On Friday, the Supreme Court ruled that same-gender-loving taxpayers have the right to marry just as heterosexual taxpayers do. It is a logical ruling that Millennials think is a no-brainer. While you might think that the entire world is celebrating a ruling that to us only makes sense, the truth is that the sizable portion of Americans who get most of their news from Fox find the changes in the world inconceivable. My fellow Southerners may be having a very hard time making sense of the rapid way the world has changed, but there is nothing new about that.

Ironically, the ASSIGNED lesson for yesterday was the story of how King David reacted when he learned that Saul and Jonathan had died in battle.
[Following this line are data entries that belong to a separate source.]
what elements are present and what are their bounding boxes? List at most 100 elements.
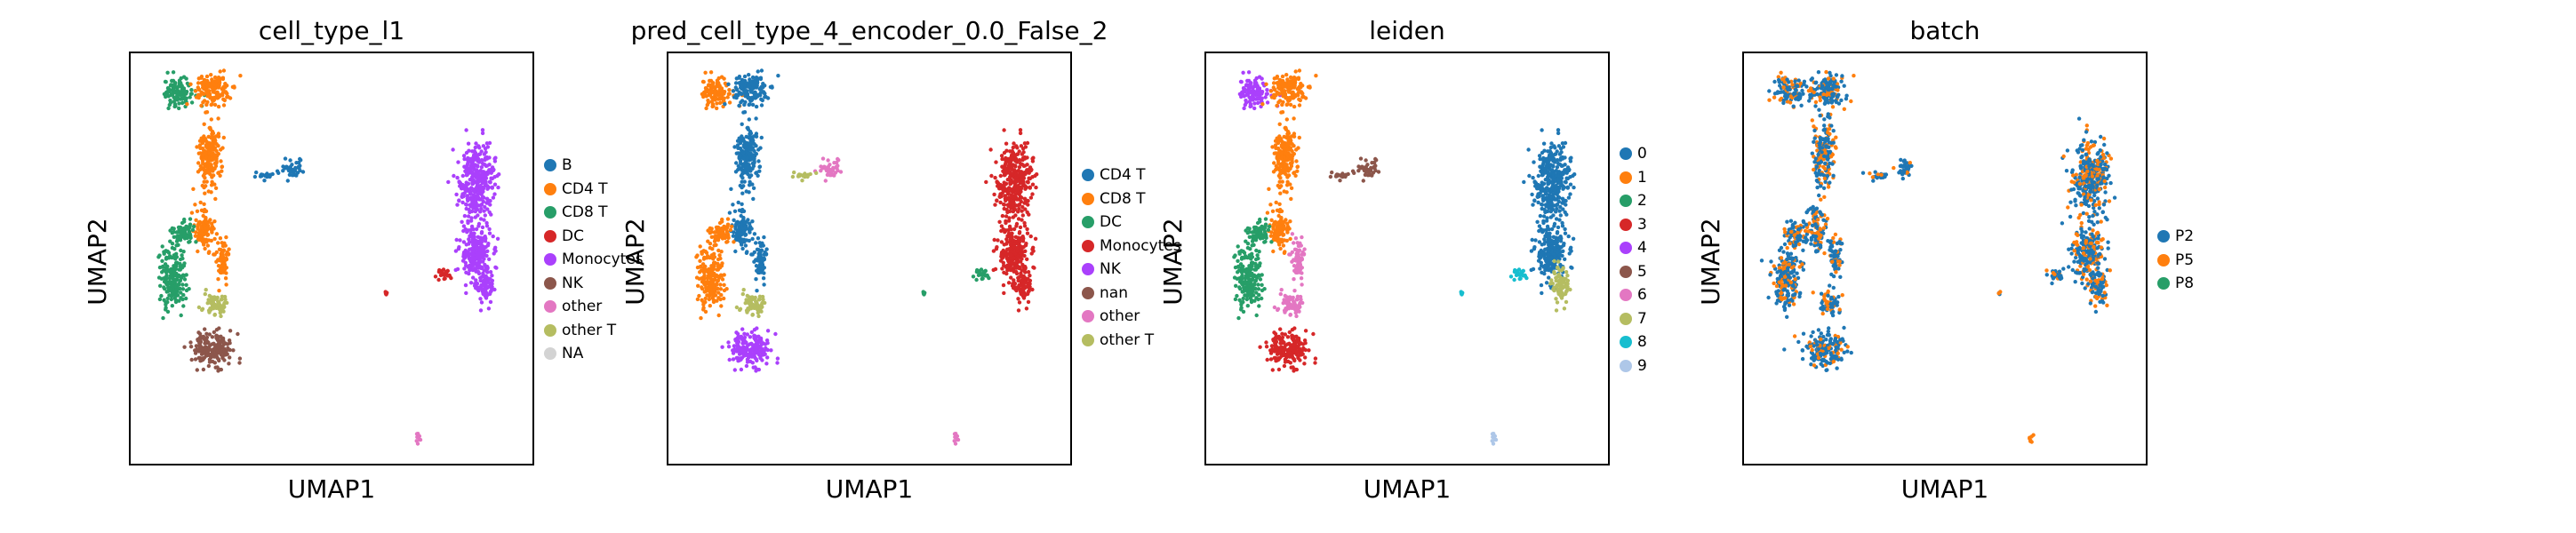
data-point (1292, 367, 1297, 371)
data-point (486, 284, 491, 289)
data-point (993, 203, 997, 207)
data-point (1243, 102, 1247, 107)
data-point (742, 229, 747, 235)
data-point (170, 231, 174, 235)
data-point (457, 198, 461, 203)
data-point (203, 246, 207, 251)
legend-marker (544, 253, 556, 266)
data-point (203, 171, 207, 176)
data-point (1002, 202, 1006, 207)
data-point (704, 285, 708, 290)
data-point (1250, 260, 1254, 265)
data-point (1279, 156, 1284, 161)
data-point (1285, 179, 1290, 184)
data-point (748, 102, 752, 107)
legend: CD4 T CD8 T DC Monocytes NK nan other other T (1082, 163, 1181, 352)
data-point (764, 247, 769, 251)
data-point (201, 161, 205, 165)
data-point (204, 156, 208, 161)
data-point (752, 142, 756, 147)
data-point (252, 174, 258, 179)
data-point (705, 269, 710, 274)
data-point (1247, 99, 1252, 104)
cluster-c15 (971, 267, 991, 282)
data-point (470, 252, 475, 258)
data-point (455, 175, 460, 180)
data-point (1241, 296, 1245, 301)
data-point (826, 170, 830, 174)
data-point (196, 87, 202, 91)
data-point (1278, 176, 1283, 180)
data-point (483, 239, 488, 243)
data-point (717, 253, 722, 258)
data-point (1252, 78, 1258, 83)
data-point (296, 164, 301, 169)
data-point (1343, 174, 1348, 179)
data-point (214, 134, 219, 139)
data-point (1013, 287, 1018, 291)
data-point (761, 298, 765, 302)
data-point (213, 352, 219, 356)
data-point (921, 290, 926, 295)
data-point (1238, 286, 1243, 291)
data-point (717, 220, 723, 226)
data-point (1284, 306, 1288, 311)
legend-item: other (1082, 305, 1181, 329)
data-point (188, 82, 193, 86)
data-point (1281, 225, 1285, 230)
data-point (1011, 150, 1016, 155)
data-point (722, 296, 726, 301)
data-point (1264, 235, 1268, 240)
legend-item: B (544, 154, 644, 178)
data-point (1241, 86, 1246, 91)
data-point (461, 224, 467, 228)
data-point (752, 161, 756, 166)
data-point (210, 335, 215, 339)
data-point (1020, 147, 1026, 151)
data-point (746, 298, 750, 302)
data-point (998, 259, 1004, 263)
data-point (203, 327, 207, 331)
data-point (469, 177, 475, 181)
data-point (216, 343, 220, 347)
data-point (709, 264, 714, 268)
data-point (476, 164, 480, 169)
data-point (820, 156, 826, 161)
data-point (220, 344, 225, 349)
data-point (1257, 304, 1261, 308)
data-point (697, 293, 701, 298)
data-point (1016, 278, 1020, 283)
data-point (184, 76, 188, 81)
data-point (711, 293, 716, 298)
data-point (471, 275, 476, 280)
data-point (487, 210, 492, 215)
data-point (1295, 241, 1300, 245)
data-point (1028, 165, 1033, 170)
data-point (1014, 158, 1019, 163)
data-point (228, 341, 232, 346)
data-point (708, 304, 712, 308)
data-point (1275, 230, 1279, 235)
data-point (1282, 340, 1286, 345)
data-point (995, 245, 999, 250)
data-point (462, 191, 467, 195)
data-point (216, 171, 221, 175)
data-point (221, 263, 226, 267)
data-point (1007, 156, 1012, 161)
data-point (1012, 227, 1017, 232)
data-point (1004, 198, 1008, 203)
data-point (165, 309, 171, 314)
data-point (204, 143, 209, 147)
data-point (179, 248, 183, 253)
data-point (999, 154, 1004, 158)
data-point (1020, 268, 1024, 273)
data-point (202, 84, 206, 90)
data-point (1003, 194, 1007, 198)
data-point (1012, 278, 1016, 282)
data-point (1299, 341, 1303, 346)
data-point (224, 282, 228, 287)
data-point (216, 277, 220, 282)
data-point (185, 102, 189, 107)
data-point (753, 295, 757, 300)
legend-label: NK (562, 274, 583, 292)
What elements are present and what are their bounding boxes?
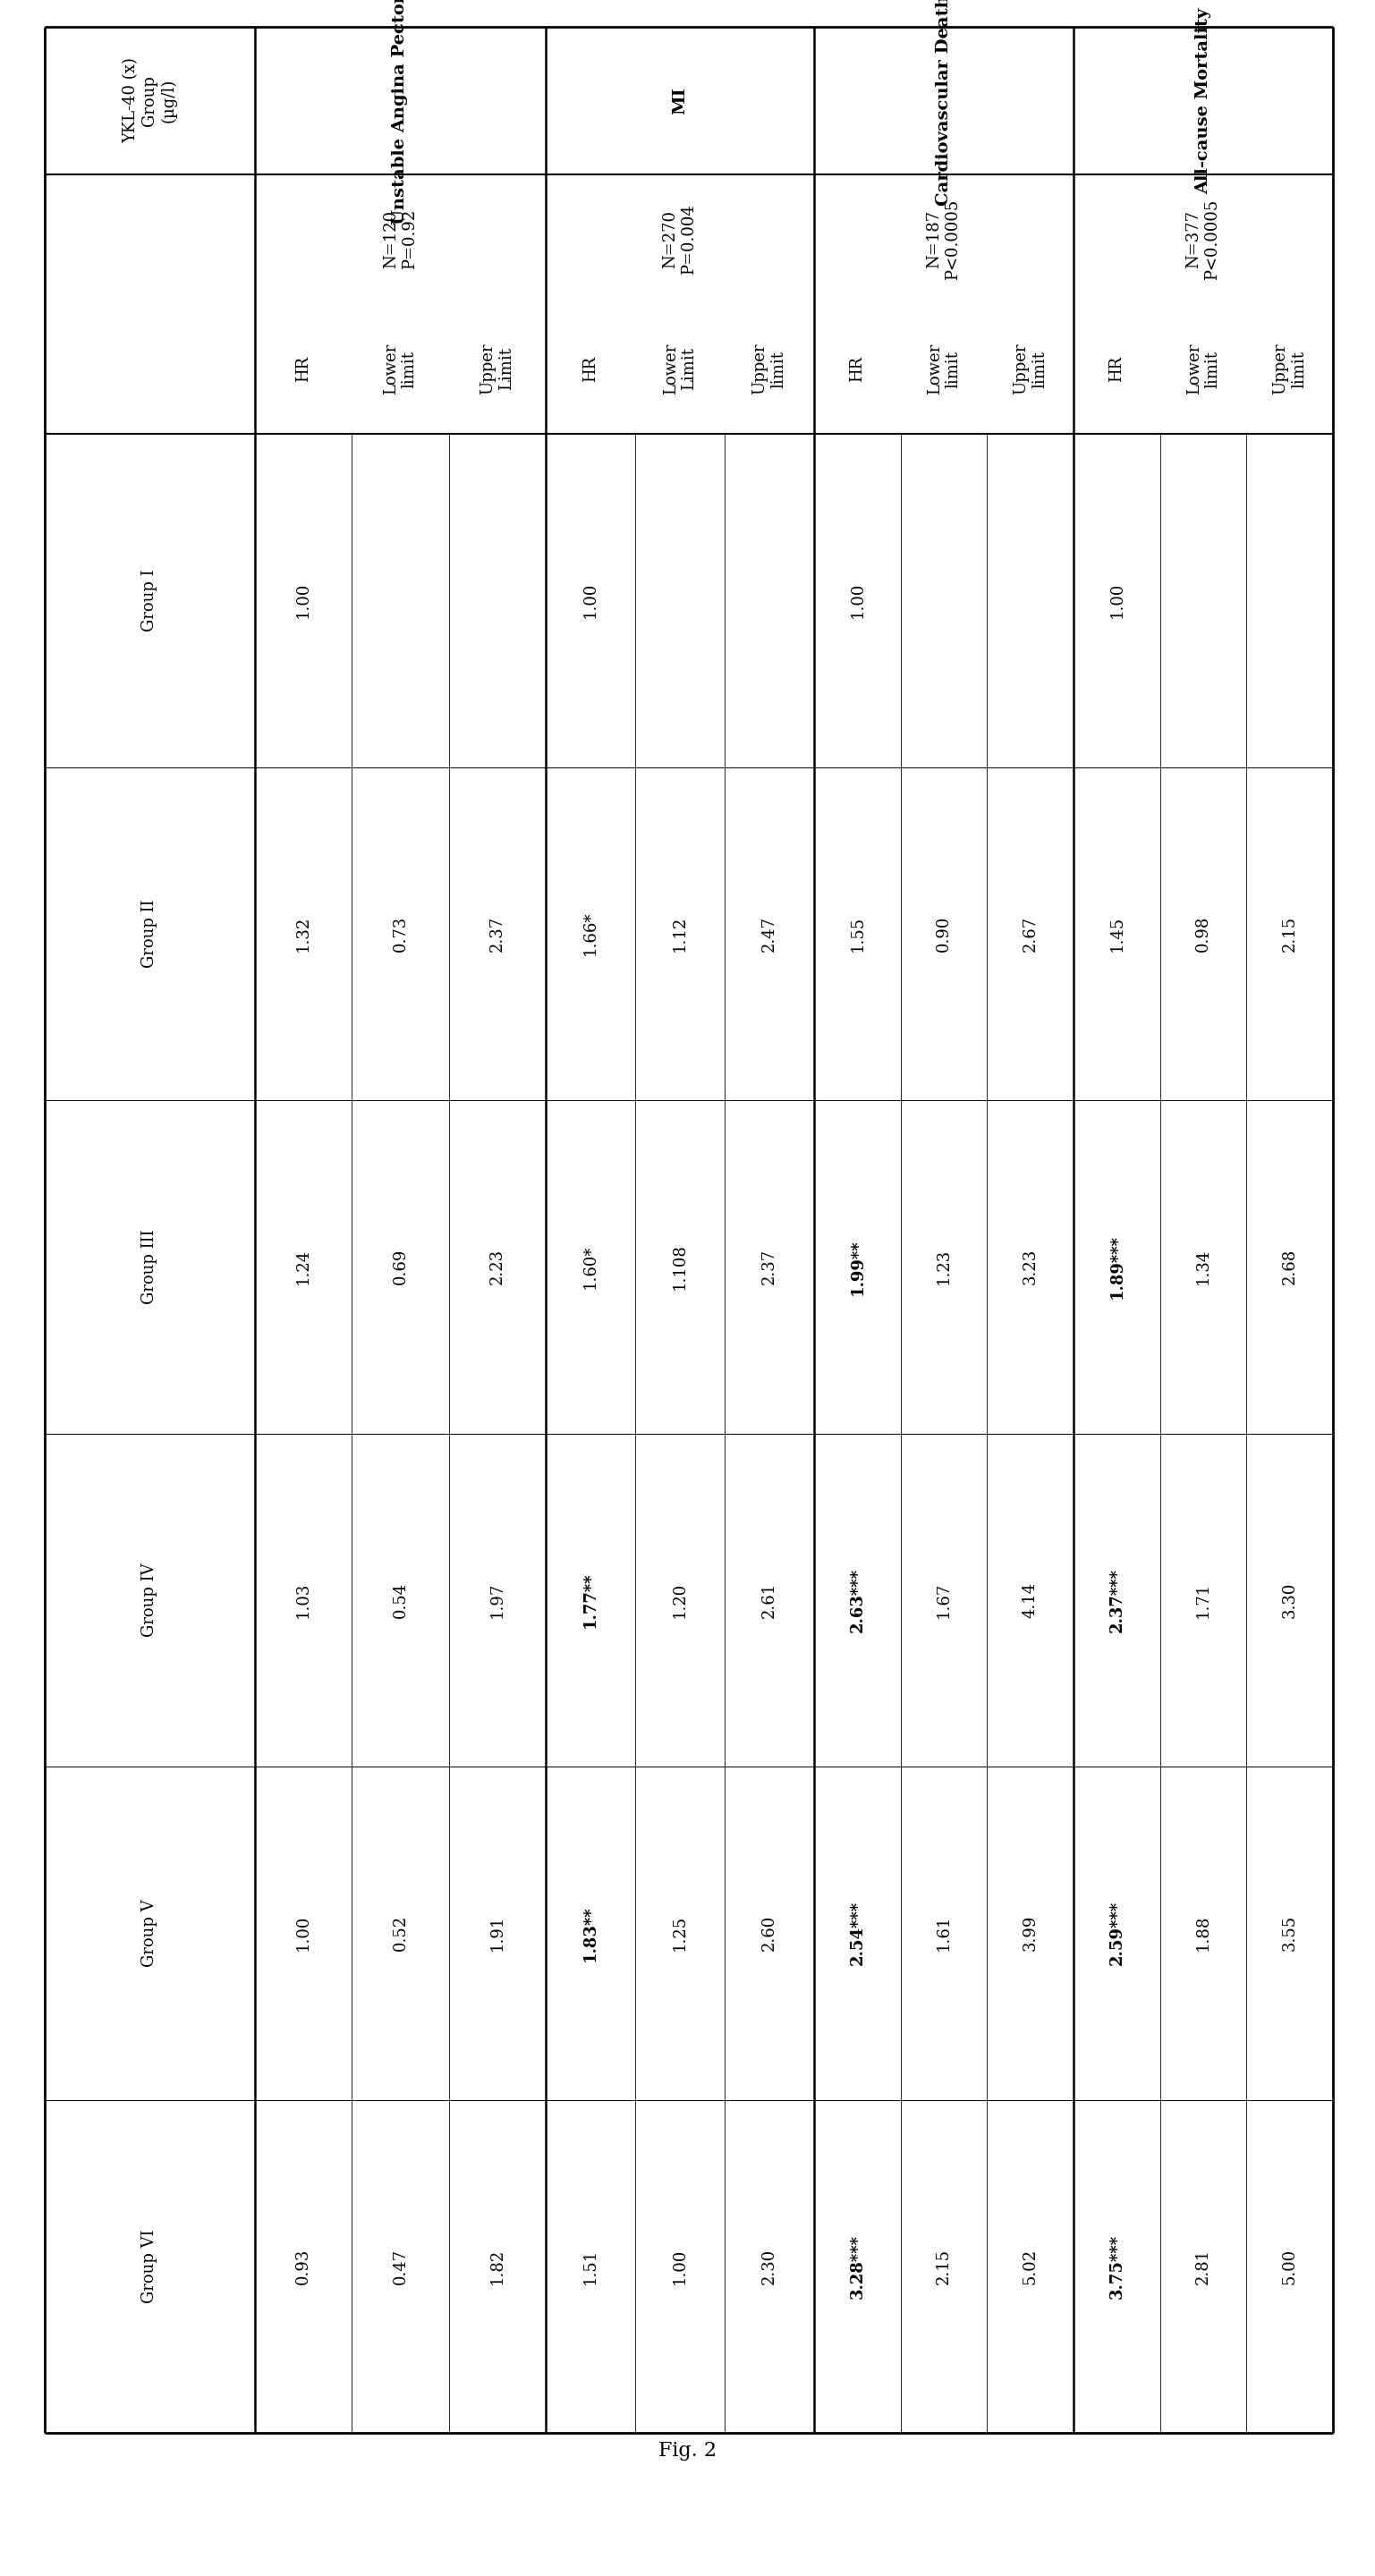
Text: 1.25: 1.25 bbox=[672, 1914, 688, 1950]
Text: 1.60*: 1.60* bbox=[583, 1244, 598, 1288]
Text: 1.71: 1.71 bbox=[1195, 1582, 1211, 1618]
Text: All-cause Mortality: All-cause Mortality bbox=[1195, 8, 1211, 193]
Text: 3.23: 3.23 bbox=[1022, 1249, 1038, 1285]
Text: 1.61: 1.61 bbox=[936, 1914, 952, 1950]
Text: 2.81: 2.81 bbox=[1195, 2249, 1211, 2285]
Text: 1.66*: 1.66* bbox=[583, 912, 598, 956]
Text: 1.00: 1.00 bbox=[1108, 582, 1125, 618]
Text: 2.61: 2.61 bbox=[762, 1582, 777, 1618]
Text: 1.00: 1.00 bbox=[583, 582, 598, 618]
Text: 1.00: 1.00 bbox=[296, 1914, 312, 1950]
Text: 1.97: 1.97 bbox=[490, 1582, 505, 1618]
Text: Lower
limit: Lower limit bbox=[384, 343, 418, 394]
Text: 2.63***: 2.63*** bbox=[850, 1569, 865, 1633]
Text: Cardiovascular Death: Cardiovascular Death bbox=[936, 0, 952, 206]
Text: 0.73: 0.73 bbox=[392, 914, 408, 951]
Text: 2.23: 2.23 bbox=[490, 1249, 505, 1285]
Text: 0.98: 0.98 bbox=[1195, 914, 1211, 951]
Text: 1.82: 1.82 bbox=[490, 2249, 505, 2285]
Text: YKL-40 (x)
Group
(µg/l): YKL-40 (x) Group (µg/l) bbox=[122, 57, 176, 144]
Text: 1.45: 1.45 bbox=[1108, 914, 1125, 951]
Text: 0.93: 0.93 bbox=[296, 2249, 312, 2285]
Text: 2.37***: 2.37*** bbox=[1108, 1569, 1125, 1633]
Text: 1.77**: 1.77** bbox=[583, 1571, 598, 1628]
Text: 1.108: 1.108 bbox=[672, 1244, 688, 1291]
Text: 5.02: 5.02 bbox=[1022, 2249, 1038, 2285]
Text: Upper
limit: Upper limit bbox=[1272, 343, 1308, 394]
Text: 2.60: 2.60 bbox=[762, 1914, 777, 1950]
Text: Unstable Angina Pectoris: Unstable Angina Pectoris bbox=[392, 0, 408, 224]
Text: Group IV: Group IV bbox=[142, 1564, 158, 1636]
Text: 0.69: 0.69 bbox=[392, 1249, 408, 1285]
Text: 2.68: 2.68 bbox=[1282, 1249, 1298, 1285]
Text: 0.47: 0.47 bbox=[392, 2249, 408, 2285]
Text: Lower
limit: Lower limit bbox=[927, 343, 961, 394]
Text: 2.54***: 2.54*** bbox=[850, 1901, 865, 1965]
Text: 1.00: 1.00 bbox=[296, 582, 312, 618]
Text: HR: HR bbox=[850, 355, 865, 381]
Text: 3.99: 3.99 bbox=[1022, 1914, 1038, 1950]
Text: N=187
P<0.0005: N=187 P<0.0005 bbox=[927, 198, 961, 281]
Text: 2.37: 2.37 bbox=[490, 914, 505, 951]
Text: Lower
Limit: Lower Limit bbox=[663, 343, 697, 394]
Text: 1.55: 1.55 bbox=[850, 914, 865, 951]
Text: 2.37: 2.37 bbox=[762, 1249, 777, 1285]
Text: 4.14: 4.14 bbox=[1022, 1582, 1038, 1618]
Text: 1.00: 1.00 bbox=[672, 2249, 688, 2285]
Text: Group II: Group II bbox=[142, 899, 158, 969]
Text: 1.51: 1.51 bbox=[583, 2249, 598, 2285]
Text: 2.47: 2.47 bbox=[762, 914, 777, 951]
Text: 1.24: 1.24 bbox=[296, 1249, 312, 1285]
Text: 1.88: 1.88 bbox=[1195, 1914, 1211, 1950]
Text: Fig. 2: Fig. 2 bbox=[659, 2442, 716, 2460]
Text: HR: HR bbox=[296, 355, 312, 381]
Text: 1.99**: 1.99** bbox=[850, 1239, 865, 1296]
Text: N=270
P=0.004: N=270 P=0.004 bbox=[663, 204, 697, 276]
Text: 2.59***: 2.59*** bbox=[1108, 1901, 1125, 1965]
Text: Upper
Limit: Upper Limit bbox=[480, 343, 514, 394]
Text: HR: HR bbox=[1108, 355, 1125, 381]
Text: 3.30: 3.30 bbox=[1282, 1582, 1298, 1618]
Text: 1.00: 1.00 bbox=[850, 582, 865, 618]
Text: 2.15: 2.15 bbox=[1282, 914, 1298, 951]
Text: 3.55: 3.55 bbox=[1282, 1914, 1298, 1950]
Text: 1.67: 1.67 bbox=[936, 1582, 952, 1618]
Text: Lower
limit: Lower limit bbox=[1185, 343, 1221, 394]
Text: 0.54: 0.54 bbox=[392, 1582, 408, 1618]
Text: 1.12: 1.12 bbox=[672, 914, 688, 951]
Text: 1.20: 1.20 bbox=[672, 1582, 688, 1618]
Text: Upper
limit: Upper limit bbox=[1013, 343, 1048, 394]
Text: 3.28***: 3.28*** bbox=[850, 2233, 865, 2298]
Text: 2.67: 2.67 bbox=[1022, 914, 1038, 951]
Text: 0.90: 0.90 bbox=[936, 914, 952, 951]
Text: N=377
P<0.0005: N=377 P<0.0005 bbox=[1185, 198, 1221, 281]
Text: 2.30: 2.30 bbox=[762, 2249, 777, 2285]
Text: Group III: Group III bbox=[142, 1229, 158, 1303]
Text: Upper
limit: Upper limit bbox=[752, 343, 786, 394]
Text: 1.32: 1.32 bbox=[296, 914, 312, 951]
Text: 1.34: 1.34 bbox=[1195, 1249, 1211, 1285]
Text: 5.00: 5.00 bbox=[1282, 2249, 1298, 2285]
Text: 3.75***: 3.75*** bbox=[1108, 2233, 1125, 2298]
Text: HR: HR bbox=[583, 355, 598, 381]
Text: 0.52: 0.52 bbox=[392, 1914, 408, 1950]
Text: Group I: Group I bbox=[142, 569, 158, 631]
Text: 1.89***: 1.89*** bbox=[1108, 1234, 1125, 1298]
Text: 1.03: 1.03 bbox=[296, 1582, 312, 1618]
Text: 1.91: 1.91 bbox=[490, 1914, 505, 1950]
Text: 2.15: 2.15 bbox=[936, 2249, 952, 2285]
Text: 1.83**: 1.83** bbox=[583, 1906, 598, 1960]
Text: Group V: Group V bbox=[142, 1899, 158, 1968]
Text: N=120
P=0.92: N=120 P=0.92 bbox=[384, 209, 418, 270]
Text: Group VI: Group VI bbox=[142, 2228, 158, 2303]
Text: MI: MI bbox=[672, 88, 688, 113]
Text: 1.23: 1.23 bbox=[936, 1249, 952, 1285]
David said that his love for Jonathan exceeded his love for women. I can’t help but wonder if America’s reaction to the Supreme Court’s ruling might have been received differently by Christians if we actually had explored what it means that David love Jonathan MORE than he loved his wives.

I don’t mean that David was gay, but what if we had talked about the fact that the ancestor of Jesus, the greatest King of Israel, and one of the great heroes of the faith loved another man more than he loved women? The Bible tells us so, and, if we only had dealt with what that meant, we may well have been able to help our entire country understand this transition without so much division.

In the United Church of Christ, we like to say, “God is still speaking.” I can’t help but wonder if the world wouldn’t be a better place if we had been listening all along.